STING con l’album THE BRIDGE costruisce un ponte musicale e culturale tra passato e futuro

Come fai a definire uno come STING che nella sua carriera ha raggiunto il massimo livello espressivo come compositore, cantante, autore, attore, attivista, e adesso pure come vignaiolo?
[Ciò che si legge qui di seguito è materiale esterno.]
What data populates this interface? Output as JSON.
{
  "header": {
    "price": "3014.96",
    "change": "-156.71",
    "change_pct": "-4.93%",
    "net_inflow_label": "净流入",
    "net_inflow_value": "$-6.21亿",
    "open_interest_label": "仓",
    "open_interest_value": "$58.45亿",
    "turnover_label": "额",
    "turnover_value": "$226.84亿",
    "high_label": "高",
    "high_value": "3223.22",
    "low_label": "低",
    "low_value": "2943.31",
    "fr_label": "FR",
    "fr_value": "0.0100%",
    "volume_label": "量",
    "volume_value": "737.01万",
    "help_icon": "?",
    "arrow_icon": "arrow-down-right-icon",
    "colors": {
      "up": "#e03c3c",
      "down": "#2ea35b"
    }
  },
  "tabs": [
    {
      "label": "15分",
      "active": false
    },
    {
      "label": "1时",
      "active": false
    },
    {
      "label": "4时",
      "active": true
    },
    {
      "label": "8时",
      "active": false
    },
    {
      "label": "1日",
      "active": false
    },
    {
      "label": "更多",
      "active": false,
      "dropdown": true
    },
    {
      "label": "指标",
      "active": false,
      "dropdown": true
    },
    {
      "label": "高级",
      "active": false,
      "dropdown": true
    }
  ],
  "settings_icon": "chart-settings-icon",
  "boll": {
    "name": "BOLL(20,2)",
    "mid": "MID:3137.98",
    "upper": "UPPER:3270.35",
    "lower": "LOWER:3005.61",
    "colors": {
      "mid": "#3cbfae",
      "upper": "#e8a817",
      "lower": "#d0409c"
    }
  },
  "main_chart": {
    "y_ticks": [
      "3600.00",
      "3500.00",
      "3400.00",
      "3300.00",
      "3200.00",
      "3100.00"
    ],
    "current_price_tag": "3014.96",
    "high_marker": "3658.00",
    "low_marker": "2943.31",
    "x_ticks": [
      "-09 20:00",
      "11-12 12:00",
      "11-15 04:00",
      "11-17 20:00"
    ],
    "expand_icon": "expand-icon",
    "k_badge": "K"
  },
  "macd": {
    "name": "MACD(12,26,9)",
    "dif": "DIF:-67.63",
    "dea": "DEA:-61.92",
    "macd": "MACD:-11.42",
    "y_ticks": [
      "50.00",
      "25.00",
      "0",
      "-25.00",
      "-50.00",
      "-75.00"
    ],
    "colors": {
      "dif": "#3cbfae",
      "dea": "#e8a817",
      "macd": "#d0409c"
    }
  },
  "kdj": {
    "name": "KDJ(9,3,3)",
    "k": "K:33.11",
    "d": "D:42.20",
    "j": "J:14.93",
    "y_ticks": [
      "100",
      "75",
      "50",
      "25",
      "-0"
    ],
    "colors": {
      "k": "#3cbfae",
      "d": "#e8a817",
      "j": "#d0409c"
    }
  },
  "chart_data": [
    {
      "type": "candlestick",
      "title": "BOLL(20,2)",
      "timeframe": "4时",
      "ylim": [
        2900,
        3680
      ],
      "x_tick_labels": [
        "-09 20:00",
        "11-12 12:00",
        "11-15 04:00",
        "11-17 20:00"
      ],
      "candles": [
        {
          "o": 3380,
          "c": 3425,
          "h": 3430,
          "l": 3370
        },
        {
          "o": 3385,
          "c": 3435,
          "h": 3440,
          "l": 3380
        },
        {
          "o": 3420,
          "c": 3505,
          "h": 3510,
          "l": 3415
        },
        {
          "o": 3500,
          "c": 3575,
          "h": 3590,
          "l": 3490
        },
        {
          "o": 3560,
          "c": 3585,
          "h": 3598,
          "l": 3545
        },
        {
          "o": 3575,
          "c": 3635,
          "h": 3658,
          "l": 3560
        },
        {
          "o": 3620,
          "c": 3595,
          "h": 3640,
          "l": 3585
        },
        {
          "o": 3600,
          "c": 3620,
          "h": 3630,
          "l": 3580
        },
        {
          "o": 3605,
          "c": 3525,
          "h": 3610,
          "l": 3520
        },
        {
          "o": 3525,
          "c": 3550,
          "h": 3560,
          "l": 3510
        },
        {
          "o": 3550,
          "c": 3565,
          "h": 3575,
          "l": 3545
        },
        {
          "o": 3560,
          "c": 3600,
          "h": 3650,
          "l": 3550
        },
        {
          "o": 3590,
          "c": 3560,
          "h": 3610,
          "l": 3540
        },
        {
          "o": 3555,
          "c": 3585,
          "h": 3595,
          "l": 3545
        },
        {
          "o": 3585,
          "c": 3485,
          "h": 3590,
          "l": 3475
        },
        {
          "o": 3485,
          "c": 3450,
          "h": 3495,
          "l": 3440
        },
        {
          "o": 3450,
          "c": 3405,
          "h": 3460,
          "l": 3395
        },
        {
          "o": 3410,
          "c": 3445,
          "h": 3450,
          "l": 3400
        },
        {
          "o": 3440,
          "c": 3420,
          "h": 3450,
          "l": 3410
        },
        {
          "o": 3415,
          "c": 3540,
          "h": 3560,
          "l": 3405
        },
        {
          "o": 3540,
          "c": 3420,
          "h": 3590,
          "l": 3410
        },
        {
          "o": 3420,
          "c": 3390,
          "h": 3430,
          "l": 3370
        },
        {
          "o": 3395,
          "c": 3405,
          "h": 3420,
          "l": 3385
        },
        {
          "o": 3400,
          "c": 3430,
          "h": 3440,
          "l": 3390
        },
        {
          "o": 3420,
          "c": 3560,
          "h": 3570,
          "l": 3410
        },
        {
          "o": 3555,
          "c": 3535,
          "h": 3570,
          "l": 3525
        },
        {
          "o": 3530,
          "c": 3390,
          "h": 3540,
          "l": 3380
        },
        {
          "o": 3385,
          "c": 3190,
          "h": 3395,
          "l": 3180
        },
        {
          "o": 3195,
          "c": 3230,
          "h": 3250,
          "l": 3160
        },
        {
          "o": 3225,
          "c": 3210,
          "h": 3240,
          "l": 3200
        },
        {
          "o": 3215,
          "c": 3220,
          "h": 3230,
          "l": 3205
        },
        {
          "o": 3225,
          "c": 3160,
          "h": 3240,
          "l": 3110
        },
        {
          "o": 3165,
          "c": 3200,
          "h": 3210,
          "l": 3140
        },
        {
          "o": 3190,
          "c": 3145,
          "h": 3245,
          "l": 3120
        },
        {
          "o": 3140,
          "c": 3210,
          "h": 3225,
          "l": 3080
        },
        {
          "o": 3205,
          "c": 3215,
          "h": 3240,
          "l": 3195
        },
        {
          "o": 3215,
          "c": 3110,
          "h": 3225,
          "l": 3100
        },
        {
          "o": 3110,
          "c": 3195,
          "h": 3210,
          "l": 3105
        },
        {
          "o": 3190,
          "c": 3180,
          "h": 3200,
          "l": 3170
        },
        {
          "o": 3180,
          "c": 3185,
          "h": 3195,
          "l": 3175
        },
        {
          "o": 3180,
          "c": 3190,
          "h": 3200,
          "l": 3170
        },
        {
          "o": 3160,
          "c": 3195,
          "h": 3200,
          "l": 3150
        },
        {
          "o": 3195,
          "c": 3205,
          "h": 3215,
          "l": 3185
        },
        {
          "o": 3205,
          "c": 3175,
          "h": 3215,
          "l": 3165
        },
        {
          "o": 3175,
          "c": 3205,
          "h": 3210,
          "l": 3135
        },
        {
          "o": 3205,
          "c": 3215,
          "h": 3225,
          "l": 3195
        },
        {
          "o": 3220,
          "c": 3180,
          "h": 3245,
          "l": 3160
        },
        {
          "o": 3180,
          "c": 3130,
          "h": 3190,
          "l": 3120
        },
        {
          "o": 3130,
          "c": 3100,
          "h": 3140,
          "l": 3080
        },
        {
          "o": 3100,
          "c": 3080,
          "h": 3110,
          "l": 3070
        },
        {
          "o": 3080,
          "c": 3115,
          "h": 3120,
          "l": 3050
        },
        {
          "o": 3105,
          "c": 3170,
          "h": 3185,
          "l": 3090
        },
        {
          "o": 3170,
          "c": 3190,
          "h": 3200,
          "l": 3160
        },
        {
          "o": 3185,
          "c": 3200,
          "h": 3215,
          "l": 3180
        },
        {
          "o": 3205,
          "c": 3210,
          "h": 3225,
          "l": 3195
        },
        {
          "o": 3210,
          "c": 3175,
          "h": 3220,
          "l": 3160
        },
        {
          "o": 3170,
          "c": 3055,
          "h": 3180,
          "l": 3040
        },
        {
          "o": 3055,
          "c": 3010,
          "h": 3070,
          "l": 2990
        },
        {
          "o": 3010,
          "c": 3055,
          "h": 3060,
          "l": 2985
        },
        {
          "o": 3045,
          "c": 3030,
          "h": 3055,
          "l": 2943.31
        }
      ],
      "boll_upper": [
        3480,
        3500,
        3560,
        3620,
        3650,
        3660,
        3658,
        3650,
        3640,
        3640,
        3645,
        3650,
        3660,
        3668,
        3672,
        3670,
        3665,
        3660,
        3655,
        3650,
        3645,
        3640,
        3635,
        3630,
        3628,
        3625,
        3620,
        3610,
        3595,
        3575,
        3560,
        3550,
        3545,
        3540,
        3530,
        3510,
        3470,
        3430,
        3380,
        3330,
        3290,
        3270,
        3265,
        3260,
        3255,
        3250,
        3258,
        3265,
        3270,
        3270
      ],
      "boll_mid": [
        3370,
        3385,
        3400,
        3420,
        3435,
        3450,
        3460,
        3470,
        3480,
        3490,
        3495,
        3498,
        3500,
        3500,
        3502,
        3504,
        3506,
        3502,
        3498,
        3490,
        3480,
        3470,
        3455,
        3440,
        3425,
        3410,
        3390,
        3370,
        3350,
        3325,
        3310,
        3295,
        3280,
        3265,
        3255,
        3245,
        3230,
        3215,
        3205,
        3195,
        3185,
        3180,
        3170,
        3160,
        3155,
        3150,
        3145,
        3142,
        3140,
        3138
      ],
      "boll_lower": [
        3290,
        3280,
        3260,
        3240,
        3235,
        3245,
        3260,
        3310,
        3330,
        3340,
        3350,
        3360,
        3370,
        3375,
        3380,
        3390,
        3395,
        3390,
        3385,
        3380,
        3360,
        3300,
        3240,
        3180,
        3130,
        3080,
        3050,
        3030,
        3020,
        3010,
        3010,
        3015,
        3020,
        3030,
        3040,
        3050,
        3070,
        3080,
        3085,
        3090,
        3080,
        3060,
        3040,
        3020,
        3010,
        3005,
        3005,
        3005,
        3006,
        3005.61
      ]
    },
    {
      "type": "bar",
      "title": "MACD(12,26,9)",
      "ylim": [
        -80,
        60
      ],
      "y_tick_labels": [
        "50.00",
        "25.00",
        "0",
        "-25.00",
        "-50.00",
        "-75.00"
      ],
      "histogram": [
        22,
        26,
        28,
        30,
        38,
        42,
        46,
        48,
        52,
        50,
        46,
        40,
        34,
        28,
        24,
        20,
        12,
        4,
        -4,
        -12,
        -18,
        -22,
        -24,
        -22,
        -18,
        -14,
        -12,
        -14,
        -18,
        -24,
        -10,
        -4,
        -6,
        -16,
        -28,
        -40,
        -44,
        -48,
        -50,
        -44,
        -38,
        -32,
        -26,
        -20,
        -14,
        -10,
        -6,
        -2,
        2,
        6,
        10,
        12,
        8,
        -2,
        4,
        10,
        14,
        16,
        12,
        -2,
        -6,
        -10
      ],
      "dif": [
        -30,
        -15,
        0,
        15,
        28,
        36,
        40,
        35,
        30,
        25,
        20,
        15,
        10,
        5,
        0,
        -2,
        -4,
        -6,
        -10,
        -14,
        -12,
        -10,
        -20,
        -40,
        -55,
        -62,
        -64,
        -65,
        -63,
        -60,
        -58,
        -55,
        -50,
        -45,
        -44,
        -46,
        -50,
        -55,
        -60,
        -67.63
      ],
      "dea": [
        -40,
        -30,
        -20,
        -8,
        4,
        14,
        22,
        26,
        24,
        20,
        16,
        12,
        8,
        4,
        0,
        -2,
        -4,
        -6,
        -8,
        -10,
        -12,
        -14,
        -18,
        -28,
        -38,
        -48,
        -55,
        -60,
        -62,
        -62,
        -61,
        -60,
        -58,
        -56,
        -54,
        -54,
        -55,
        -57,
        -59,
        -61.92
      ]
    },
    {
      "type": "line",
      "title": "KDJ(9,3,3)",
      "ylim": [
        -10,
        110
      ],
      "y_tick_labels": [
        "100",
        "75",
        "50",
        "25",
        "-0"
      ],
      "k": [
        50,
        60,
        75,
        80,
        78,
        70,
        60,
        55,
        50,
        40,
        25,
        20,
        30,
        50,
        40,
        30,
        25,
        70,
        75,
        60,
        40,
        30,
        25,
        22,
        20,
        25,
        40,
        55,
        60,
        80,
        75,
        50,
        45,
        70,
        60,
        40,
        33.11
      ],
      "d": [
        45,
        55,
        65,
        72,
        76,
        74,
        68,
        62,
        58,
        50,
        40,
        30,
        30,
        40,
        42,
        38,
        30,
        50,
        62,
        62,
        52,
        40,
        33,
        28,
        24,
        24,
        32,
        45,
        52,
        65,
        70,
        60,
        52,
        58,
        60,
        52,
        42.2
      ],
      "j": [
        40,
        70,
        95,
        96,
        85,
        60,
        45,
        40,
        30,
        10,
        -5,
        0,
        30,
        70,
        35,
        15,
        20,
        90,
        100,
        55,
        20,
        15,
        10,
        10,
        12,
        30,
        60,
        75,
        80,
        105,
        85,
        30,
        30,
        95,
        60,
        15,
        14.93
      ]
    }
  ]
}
Diciamo semplicemente che STING è uno degli artisti più amati e premiati al mondo.
Durante la sua illustre carriera, STING ha venduto 100 milioni di album (tra i POLICE e il suo lavoro solista), vinto 17 Grammy Award, è apparso in oltre 15 film e ha prodotto l’acclamato “A Guide to Recognizing Your Saints”, nel 1989 è stato protagonista a Broadway del “The Threepenny Opera”, e per completare il quadretto è autore di 2 libri tra cui la sua autobiografia best seller “BROKEN MUSIC”.
Forse per tutti questi risultati eclatanti, quando arriva un nuovo album, l’interesse si accende, come in questi giorni con la pubblicazione di THE BRIDGE, il suo quindicesimo disco in studio.
THE BRIDGE racconta di uno STING che si trova a riflettere sulla perdita personale, la separazione, l’interruzione, il confinamento e uno straordinario tumulto sociale e politico.
L’album è anche una rotta verso il passato, così è stato che STING si è trovato a ripensare alla musica e i luoghi che hanno formato le sue fondamenta, tanto da essere incastonati nel suo DNA.
STING ha spiegato <<Queste canzoni sono tra un posto e un altro, tra uno stato mentale e un altro, tra la vita e la morte, tra le relazioni. Tra le pandemie, tra le ere, politicamente, socialmente e psicologicamente, ognuno di noi è bloccato nel mezzo di qualcosa. Abbiamo bisogno di un ponte>>.
Scritto e registrato durante l’ultimo anno in lockdown, al disco hanno partecipato alcuni degli storici collaboratori di STING, come: Dominic Miller (chitarra), Branford Marsalis (sassofono) e Manu Katché (percussioni).